Thanks for the reply. It took me a while to reply back because I had to do an insane amount of debugging lol. Every small test I did was giving me the right answer and the smallest one that failed on the official test cases was big.

Turns out I was doing mask |= (1<<fileNum), but using unsigned long long, changing to (1ULL<<fileNum) fixed it.

I don't get why though. It was putting a lot of other 'on' bits on some states, but shouldn't the signed bit affect only the 64th one? (I never use the 64th, cause F<=60).

Moreover, as far as I understand, any shift should shift the 64th away (except for fileNum 0, which didn't give me any problems at all...). What was the problem in this case?

My solution ended up being:

• Build automaton for A$B!C#...
• Run each string A, B, C, ... separately and mark the masks (instead of running the full A$B!C#... string and marking according to the index, like I was doing before)
• Do a dfs to mark which states are reachable (don't go on with it if there is a '$' transition)
• For reachable states, count the number of different masks

Dunno if any of this made a difference or if it was the 1ULL problem all this time, will revert to the previous solution later and see what happens.

But wouldn't this be the same (timewise)?

Let's say the constant amount of work you do (inserting the masks, comparing lengths, etc) = T and the other constant work = K.

Doing it the way you're saying is N*(T+K). But doing the dfs later would be N*K + N*T, which is essentially the same (plz correct me if I'm wrong).

It may make the code shorter though (mine is already too big haha), so I'll do it to see what happens :D

Suppose you have the automaton for the full string "word1$word2#word3%..." with each sate also pointing to its suffix parent (also called suffix pointer, parent pointer, etc), you can add a new property "mask" to each state (a bitmsk representing the set of words searchable by the substrings represented by that state).

To calculate the masks, you can run the full string in the automaton and for each state you reach you add that word to the set (mask) and propagate it to its suffix parent until you reach the root. (Skipping the end of word symbols, since they aren't a part of any actual word).

Something like this:

currentState = root
fullString = "word1$word2#word3%..."
currentWord = 0

for each currentChar in fullString {
    currentState = the state reached by currentState using transition currentChar;
    if (currentChar is an end-of-word symbol [$, #, %, ...]) {
      //means we've reached the end of the current word and are going to the next
      ++currentWord;
    } else {
       auxState = currentState;
       while (auxState != root) { // propagate while we don't reach the root
           auxState.mask = (1LL<<currentWord); // Turn on the bit referent to the current word in that state
           auxState = auxState.suffixParent;
       }
    }
}

For solving with a Suffix Array, I think you can use something like this:

If you have the LCP array, you can derive the "searchable suffix sets" in a way that for each index i, there's a set from [beg+1, ..., i, ..., end-1] where beg it's the first index to the left where lcp[idx] < lcp[i] and end is the first index to the right where that happens.

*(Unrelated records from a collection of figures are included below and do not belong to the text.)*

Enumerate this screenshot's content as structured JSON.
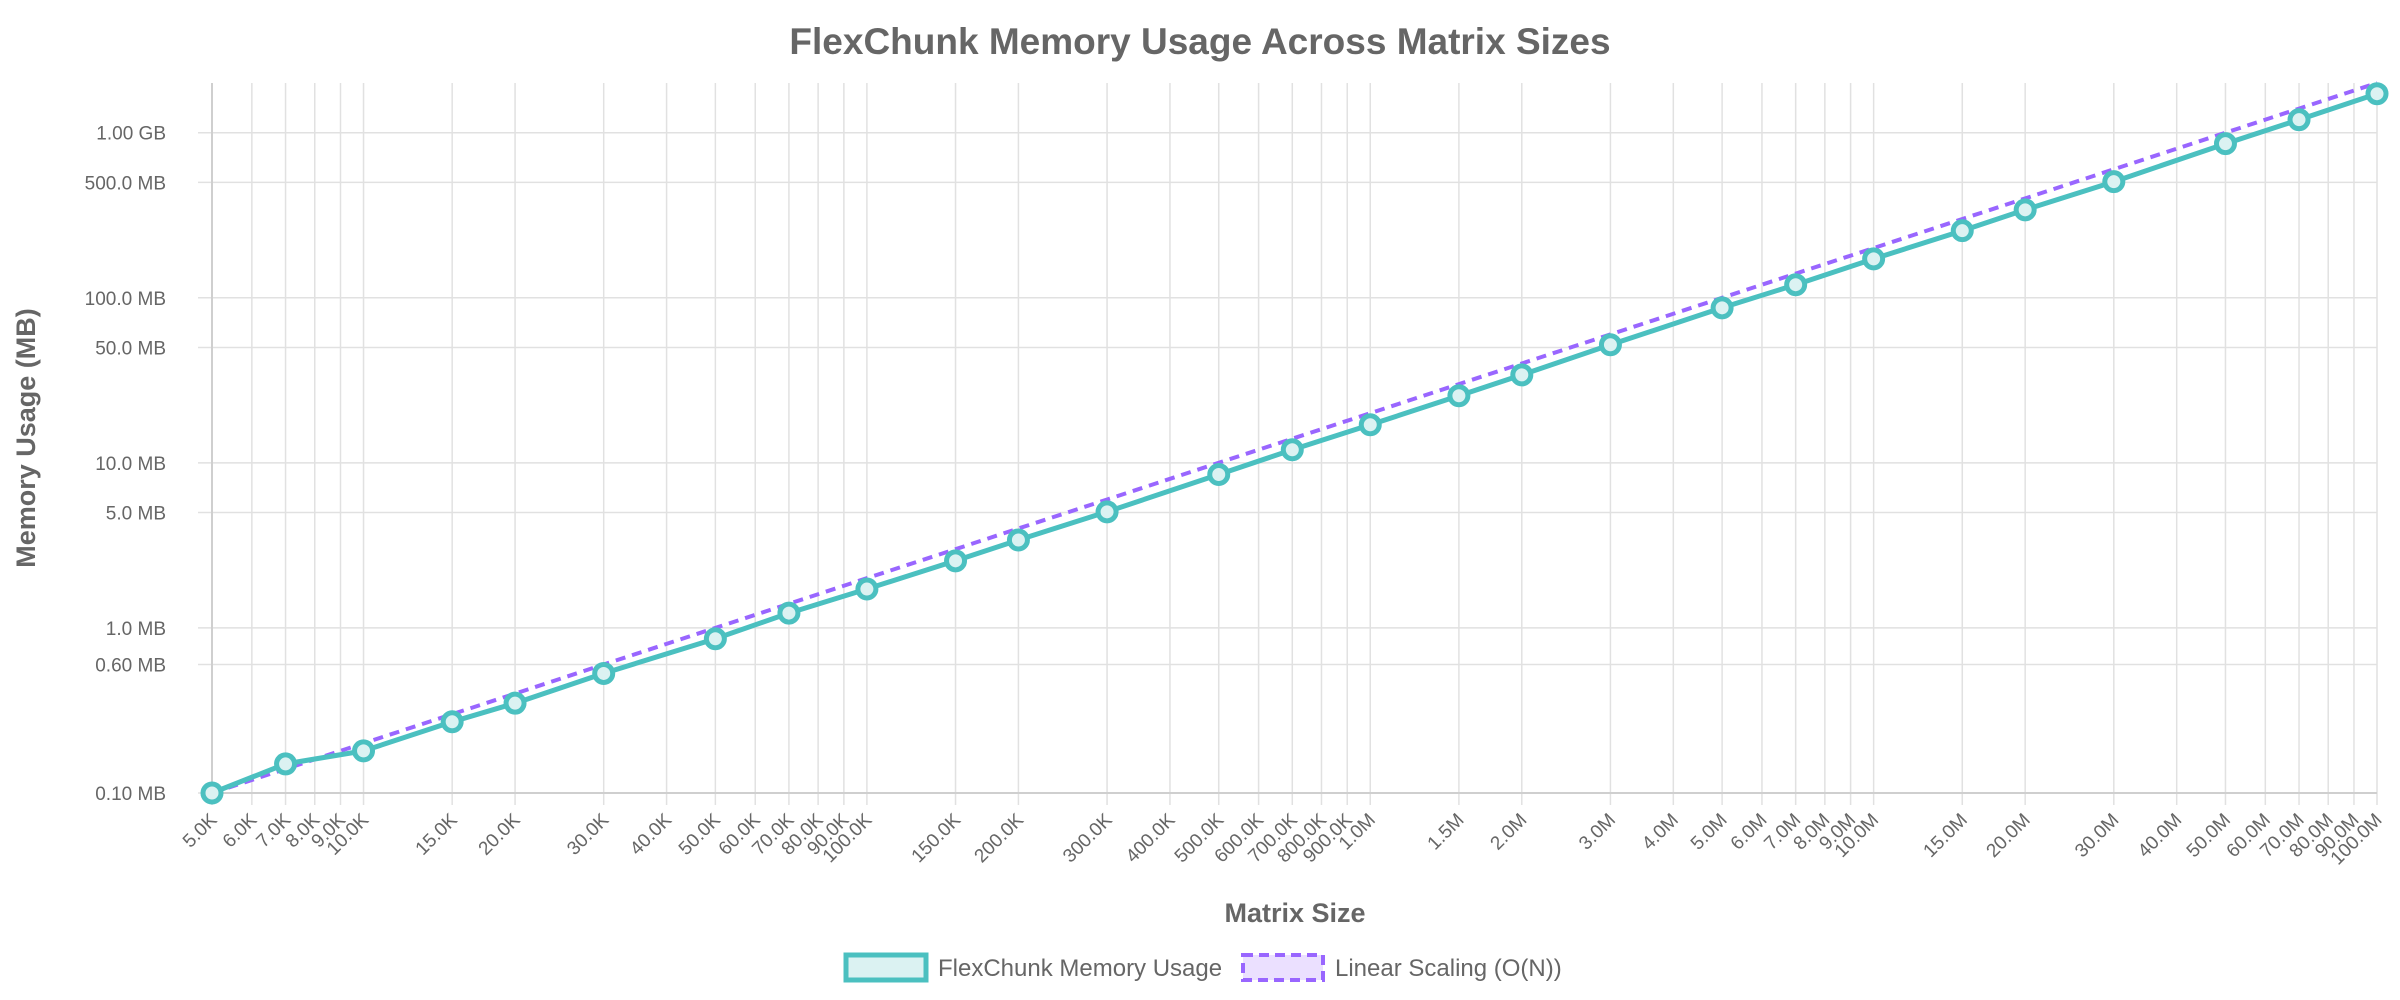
{
  "chart_data": {
    "type": "line",
    "title": "FlexChunk Memory Usage Across Matrix Sizes",
    "xlabel": "Matrix Size",
    "ylabel": "Memory Usage (MB)",
    "x_scale": "log",
    "y_scale": "log",
    "xlim": [
      5000,
      100000000
    ],
    "ylim": [
      0.1,
      2000
    ],
    "grid": true,
    "legend_position": "bottom",
    "x": [
      5000,
      7000,
      10000,
      15000,
      20000,
      30000,
      50000,
      70000,
      100000,
      150000,
      200000,
      300000,
      500000,
      700000,
      1000000,
      1500000,
      2000000,
      3000000,
      5000000,
      7000000,
      10000000,
      15000000,
      20000000,
      30000000,
      50000000,
      70000000,
      100000000
    ],
    "series": [
      {
        "name": "FlexChunk Memory Usage",
        "color": "#4BC0C0",
        "fill": "#DBF2F2",
        "style": "solid",
        "markers": true,
        "values": [
          0.1,
          0.15,
          0.18,
          0.27,
          0.35,
          0.53,
          0.86,
          1.23,
          1.72,
          2.55,
          3.41,
          5.05,
          8.5,
          12.0,
          17.0,
          25.5,
          34.1,
          51.9,
          86.9,
          120,
          172,
          255,
          341,
          505,
          858,
          1199,
          1723
        ]
      },
      {
        "name": "Linear Scaling (O(N))",
        "color": "#9966FF",
        "fill": "#EBE0FF",
        "style": "dashed",
        "markers": false,
        "values": [
          0.1,
          0.14,
          0.2,
          0.3,
          0.4,
          0.6,
          1.0,
          1.4,
          2.0,
          3.0,
          4.0,
          6.0,
          10.0,
          14.0,
          20.0,
          30.0,
          40.0,
          60.0,
          100.0,
          140.0,
          200.0,
          300.0,
          400.0,
          600.0,
          1000.0,
          1400.0,
          2000.0
        ]
      }
    ],
    "x_ticks": [
      {
        "value": 5000,
        "label": "5.0K"
      },
      {
        "value": 6000,
        "label": "6.0K"
      },
      {
        "value": 7000,
        "label": "7.0K"
      },
      {
        "value": 8000,
        "label": "8.0K"
      },
      {
        "value": 9000,
        "label": "9.0K"
      },
      {
        "value": 10000,
        "label": "10.0K"
      },
      {
        "value": 15000,
        "label": "15.0K"
      },
      {
        "value": 20000,
        "label": "20.0K"
      },
      {
        "value": 30000,
        "label": "30.0K"
      },
      {
        "value": 40000,
        "label": "40.0K"
      },
      {
        "value": 50000,
        "label": "50.0K"
      },
      {
        "value": 60000,
        "label": "60.0K"
      },
      {
        "value": 70000,
        "label": "70.0K"
      },
      {
        "value": 80000,
        "label": "80.0K"
      },
      {
        "value": 90000,
        "label": "90.0K"
      },
      {
        "value": 100000,
        "label": "100.0K"
      },
      {
        "value": 150000,
        "label": "150.0K"
      },
      {
        "value": 200000,
        "label": "200.0K"
      },
      {
        "value": 300000,
        "label": "300.0K"
      },
      {
        "value": 400000,
        "label": "400.0K"
      },
      {
        "value": 500000,
        "label": "500.0K"
      },
      {
        "value": 600000,
        "label": "600.0K"
      },
      {
        "value": 700000,
        "label": "700.0K"
      },
      {
        "value": 800000,
        "label": "800.0K"
      },
      {
        "value": 900000,
        "label": "900.0K"
      },
      {
        "value": 1000000,
        "label": "1.0M"
      },
      {
        "value": 1500000,
        "label": "1.5M"
      },
      {
        "value": 2000000,
        "label": "2.0M"
      },
      {
        "value": 3000000,
        "label": "3.0M"
      },
      {
        "value": 4000000,
        "label": "4.0M"
      },
      {
        "value": 5000000,
        "label": "5.0M"
      },
      {
        "value": 6000000,
        "label": "6.0M"
      },
      {
        "value": 7000000,
        "label": "7.0M"
      },
      {
        "value": 8000000,
        "label": "8.0M"
      },
      {
        "value": 9000000,
        "label": "9.0M"
      },
      {
        "value": 10000000,
        "label": "10.0M"
      },
      {
        "value": 15000000,
        "label": "15.0M"
      },
      {
        "value": 20000000,
        "label": "20.0M"
      },
      {
        "value": 30000000,
        "label": "30.0M"
      },
      {
        "value": 40000000,
        "label": "40.0M"
      },
      {
        "value": 50000000,
        "label": "50.0M"
      },
      {
        "value": 60000000,
        "label": "60.0M"
      },
      {
        "value": 70000000,
        "label": "70.0M"
      },
      {
        "value": 80000000,
        "label": "80.0M"
      },
      {
        "value": 90000000,
        "label": "90.0M"
      },
      {
        "value": 100000000,
        "label": "100.0M"
      }
    ],
    "y_ticks": [
      {
        "value": 0.1,
        "label": "0.10 MB"
      },
      {
        "value": 0.6,
        "label": "0.60 MB"
      },
      {
        "value": 1,
        "label": "1.0 MB"
      },
      {
        "value": 5,
        "label": "5.0 MB"
      },
      {
        "value": 10,
        "label": "10.0 MB"
      },
      {
        "value": 50,
        "label": "50.0 MB"
      },
      {
        "value": 100,
        "label": "100.0 MB"
      },
      {
        "value": 500,
        "label": "500.0 MB"
      },
      {
        "value": 1000,
        "label": "1.00 GB"
      }
    ]
  }
}
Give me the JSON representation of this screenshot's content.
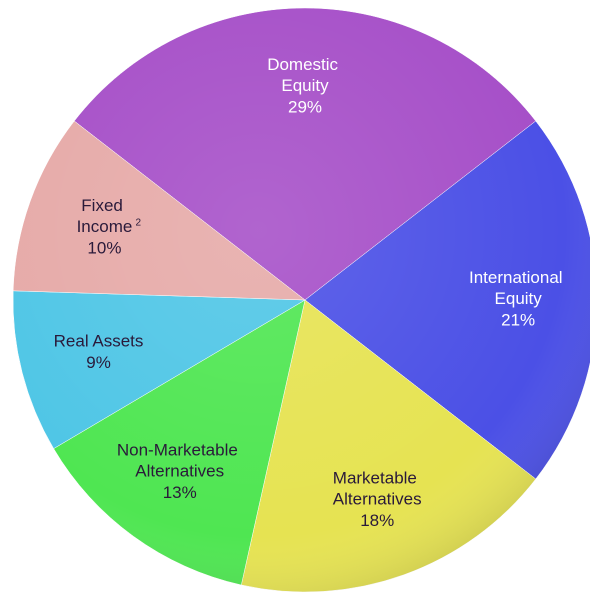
{
  "chart_data": {
    "type": "pie",
    "categories": [
      "Domestic Equity",
      "International Equity",
      "Marketable Alternatives",
      "Non-Marketable Alternatives",
      "Real Assets",
      "Fixed Income"
    ],
    "values": [
      29,
      21,
      18,
      13,
      9,
      10
    ],
    "value_labels": [
      "29%",
      "21%",
      "18%",
      "13%",
      "9%",
      "10%"
    ],
    "footnotes": [
      null,
      null,
      null,
      null,
      null,
      "2"
    ],
    "colors": [
      "#a64fc8",
      "#4b50e6",
      "#e6e352",
      "#4fe652",
      "#4fc6e6",
      "#e6aaa8"
    ]
  }
}
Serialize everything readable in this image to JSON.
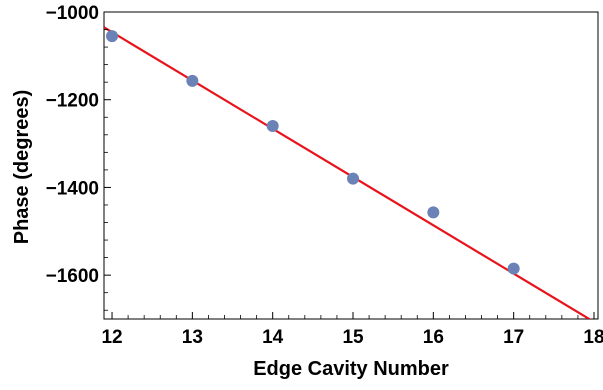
{
  "chart_data": {
    "type": "scatter",
    "title": "",
    "xlabel": "Edge Cavity Number",
    "ylabel": "Phase (degrees)",
    "xlim": [
      11.9,
      18.05
    ],
    "ylim": [
      -1700,
      -1000
    ],
    "xticks": [
      12,
      13,
      14,
      15,
      16,
      17,
      18
    ],
    "yticks": [
      -1000,
      -1200,
      -1400,
      -1600
    ],
    "xtick_labels": [
      "12",
      "13",
      "14",
      "15",
      "16",
      "17",
      "18"
    ],
    "ytick_labels": [
      "−1000",
      "−1200",
      "−1400",
      "−1600"
    ],
    "grid": false,
    "series": [
      {
        "type": "scatter",
        "color": "#6a82b6",
        "x": [
          12,
          13,
          14,
          15,
          16,
          17
        ],
        "y": [
          -1055,
          -1157,
          -1260,
          -1380,
          -1457,
          -1585
        ]
      },
      {
        "type": "line",
        "color": "#e8141c",
        "x": [
          11.9,
          18.05
        ],
        "y": [
          -1035,
          -1712
        ]
      }
    ]
  }
}
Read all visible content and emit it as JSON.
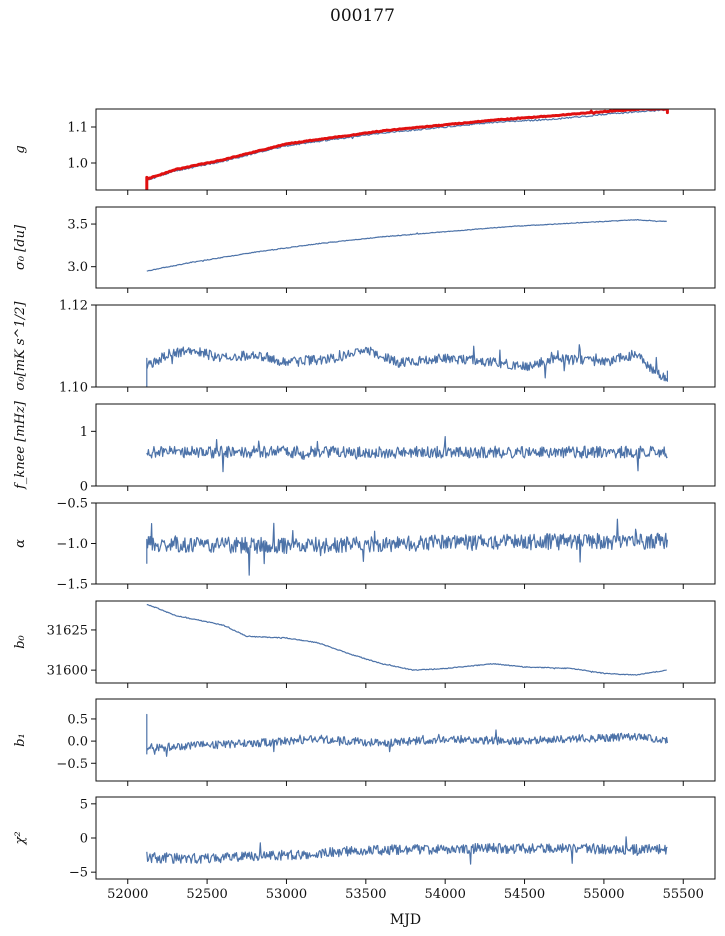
{
  "figure": {
    "title": "000177"
  },
  "chart_data": {
    "type": "line",
    "shared_x": {
      "label": "MJD",
      "range": [
        51800,
        55700
      ],
      "ticks": [
        52000,
        52500,
        53000,
        53500,
        54000,
        54500,
        55000,
        55500
      ],
      "tick_labels": [
        "52000",
        "52500",
        "53000",
        "53500",
        "54000",
        "54500",
        "55000",
        "55500"
      ]
    },
    "data_span": [
      52120,
      55400
    ],
    "panels": [
      {
        "ylabel": "g",
        "ylim": [
          0.925,
          1.15
        ],
        "yticks": [
          1.0,
          1.1
        ],
        "ytick_labels": [
          "1.0",
          "1.1"
        ],
        "series": [
          {
            "color": "#4c72a8",
            "width": 1.2,
            "noise": 0.002,
            "step": 8,
            "start_spike": [
              0.935,
              0.96
            ],
            "knots": [
              [
                52120,
                0.952
              ],
              [
                52300,
                0.978
              ],
              [
                52600,
                1.005
              ],
              [
                52800,
                1.027
              ],
              [
                53000,
                1.048
              ],
              [
                53300,
                1.066
              ],
              [
                53600,
                1.083
              ],
              [
                54000,
                1.1
              ],
              [
                54300,
                1.113
              ],
              [
                54700,
                1.122
              ],
              [
                55000,
                1.135
              ],
              [
                55250,
                1.144
              ],
              [
                55400,
                1.147
              ]
            ]
          },
          {
            "color": "#e01010",
            "width": 3,
            "noise": 0.001,
            "step": 8,
            "start_spike": [
              0.925,
              0.96
            ],
            "end_spike": [
              1.14,
              1.15
            ],
            "knots": [
              [
                52120,
                0.955
              ],
              [
                52300,
                0.982
              ],
              [
                52600,
                1.009
              ],
              [
                52800,
                1.031
              ],
              [
                53000,
                1.053
              ],
              [
                53300,
                1.071
              ],
              [
                53600,
                1.089
              ],
              [
                54000,
                1.106
              ],
              [
                54300,
                1.119
              ],
              [
                54700,
                1.132
              ],
              [
                55000,
                1.143
              ],
              [
                55250,
                1.15
              ],
              [
                55400,
                1.15
              ]
            ]
          }
        ]
      },
      {
        "ylabel": "σ₀ [du]",
        "ylim": [
          2.75,
          3.7
        ],
        "yticks": [
          3.0,
          3.5
        ],
        "ytick_labels": [
          "3.0",
          "3.5"
        ],
        "series": [
          {
            "color": "#4c72a8",
            "width": 1.2,
            "noise": 0.004,
            "step": 6,
            "knots": [
              [
                52120,
                2.95
              ],
              [
                52400,
                3.05
              ],
              [
                52800,
                3.17
              ],
              [
                53200,
                3.27
              ],
              [
                53600,
                3.35
              ],
              [
                54000,
                3.41
              ],
              [
                54400,
                3.47
              ],
              [
                54800,
                3.51
              ],
              [
                55200,
                3.55
              ],
              [
                55400,
                3.53
              ]
            ]
          }
        ]
      },
      {
        "ylabel": "σ₀[mK s^1/2]",
        "ylim": [
          1.1,
          1.12
        ],
        "yticks": [
          1.1,
          1.12
        ],
        "ytick_labels": [
          "1.10",
          "1.12"
        ],
        "series": [
          {
            "color": "#4c72a8",
            "width": 1.2,
            "noise": 0.0012,
            "step": 5,
            "start_spike": [
              1.1,
              1.107
            ],
            "end_spike": [
              1.1015,
              1.104
            ],
            "knots": [
              [
                52120,
                1.105
              ],
              [
                52250,
                1.108
              ],
              [
                52400,
                1.109
              ],
              [
                52600,
                1.107
              ],
              [
                52800,
                1.108
              ],
              [
                53000,
                1.106
              ],
              [
                53300,
                1.107
              ],
              [
                53500,
                1.109
              ],
              [
                53700,
                1.106
              ],
              [
                54000,
                1.107
              ],
              [
                54300,
                1.106
              ],
              [
                54500,
                1.105
              ],
              [
                54700,
                1.107
              ],
              [
                55000,
                1.106
              ],
              [
                55200,
                1.108
              ],
              [
                55350,
                1.103
              ],
              [
                55400,
                1.102
              ]
            ]
          }
        ]
      },
      {
        "ylabel": "f_knee [mHz]",
        "ylim": [
          0,
          1.5
        ],
        "yticks": [
          0,
          1
        ],
        "ytick_labels": [
          "0",
          "1"
        ],
        "series": [
          {
            "color": "#4c72a8",
            "width": 1.2,
            "noise": 0.11,
            "step": 5,
            "knots": [
              [
                52120,
                0.62
              ],
              [
                55400,
                0.62
              ]
            ]
          }
        ]
      },
      {
        "ylabel": "α",
        "ylim": [
          -1.5,
          -0.5
        ],
        "yticks": [
          -1.5,
          -1.0,
          -0.5
        ],
        "ytick_labels": [
          "−1.5",
          "−1.0",
          "−0.5"
        ],
        "series": [
          {
            "color": "#4c72a8",
            "width": 1.2,
            "noise": 0.1,
            "step": 5,
            "start_spike": [
              -1.25,
              -0.95
            ],
            "knots": [
              [
                52120,
                -1.0
              ],
              [
                53000,
                -1.03
              ],
              [
                54000,
                -0.99
              ],
              [
                55400,
                -0.97
              ]
            ]
          }
        ]
      },
      {
        "ylabel": "b₀",
        "ylim": [
          31592,
          31643
        ],
        "yticks": [
          31600,
          31625
        ],
        "ytick_labels": [
          "31600",
          "31625"
        ],
        "series": [
          {
            "color": "#4c72a8",
            "width": 1.2,
            "noise": 0.25,
            "step": 6,
            "knots": [
              [
                52120,
                31641
              ],
              [
                52200,
                31638
              ],
              [
                52300,
                31634
              ],
              [
                52600,
                31628
              ],
              [
                52750,
                31621
              ],
              [
                53000,
                31620
              ],
              [
                53200,
                31617
              ],
              [
                53400,
                31610
              ],
              [
                53600,
                31604
              ],
              [
                53800,
                31600
              ],
              [
                54000,
                31601
              ],
              [
                54300,
                31604
              ],
              [
                54500,
                31602
              ],
              [
                54800,
                31601
              ],
              [
                55000,
                31598
              ],
              [
                55200,
                31597
              ],
              [
                55400,
                31600
              ]
            ]
          }
        ]
      },
      {
        "ylabel": "b₁",
        "ylim": [
          -0.9,
          0.95
        ],
        "yticks": [
          -0.5,
          0.0,
          0.5
        ],
        "ytick_labels": [
          "−0.5",
          "0.0",
          "0.5"
        ],
        "series": [
          {
            "color": "#4c72a8",
            "width": 1.2,
            "noise": 0.09,
            "step": 5,
            "start_spike": [
              -0.3,
              0.6
            ],
            "knots": [
              [
                52120,
                -0.15
              ],
              [
                52400,
                -0.1
              ],
              [
                52800,
                -0.05
              ],
              [
                53200,
                0.05
              ],
              [
                53600,
                -0.05
              ],
              [
                54000,
                0.05
              ],
              [
                54400,
                0.0
              ],
              [
                54800,
                0.05
              ],
              [
                55200,
                0.1
              ],
              [
                55400,
                0.0
              ]
            ]
          }
        ]
      },
      {
        "ylabel": "χ²",
        "ylim": [
          -6,
          6
        ],
        "yticks": [
          -5,
          0,
          5
        ],
        "ytick_labels": [
          "−5",
          "0",
          "5"
        ],
        "series": [
          {
            "color": "#4c72a8",
            "width": 1.2,
            "noise": 0.75,
            "step": 5,
            "knots": [
              [
                52120,
                -2.9
              ],
              [
                52500,
                -3.0
              ],
              [
                53000,
                -2.5
              ],
              [
                53500,
                -1.8
              ],
              [
                54000,
                -1.6
              ],
              [
                54500,
                -1.5
              ],
              [
                55000,
                -1.6
              ],
              [
                55400,
                -1.7
              ]
            ]
          }
        ]
      }
    ]
  }
}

You can kinda consider the LCP a histogram where each set is a contiguous part on the x axis in that histogram. Then you need to find which words appear in that suffix set to find the actual set.

Example:

lcp: 1 2 3 4 3 1 2 0 1
idx: 0 1 2 3 4 5 6 7 8

You can search the suffixes represented by indexes 0 to 6, 1 to 4, 2 to 4, 3, 6, 8. Then for each of these you need to see the set of words represented by it, that will be a searchable subset.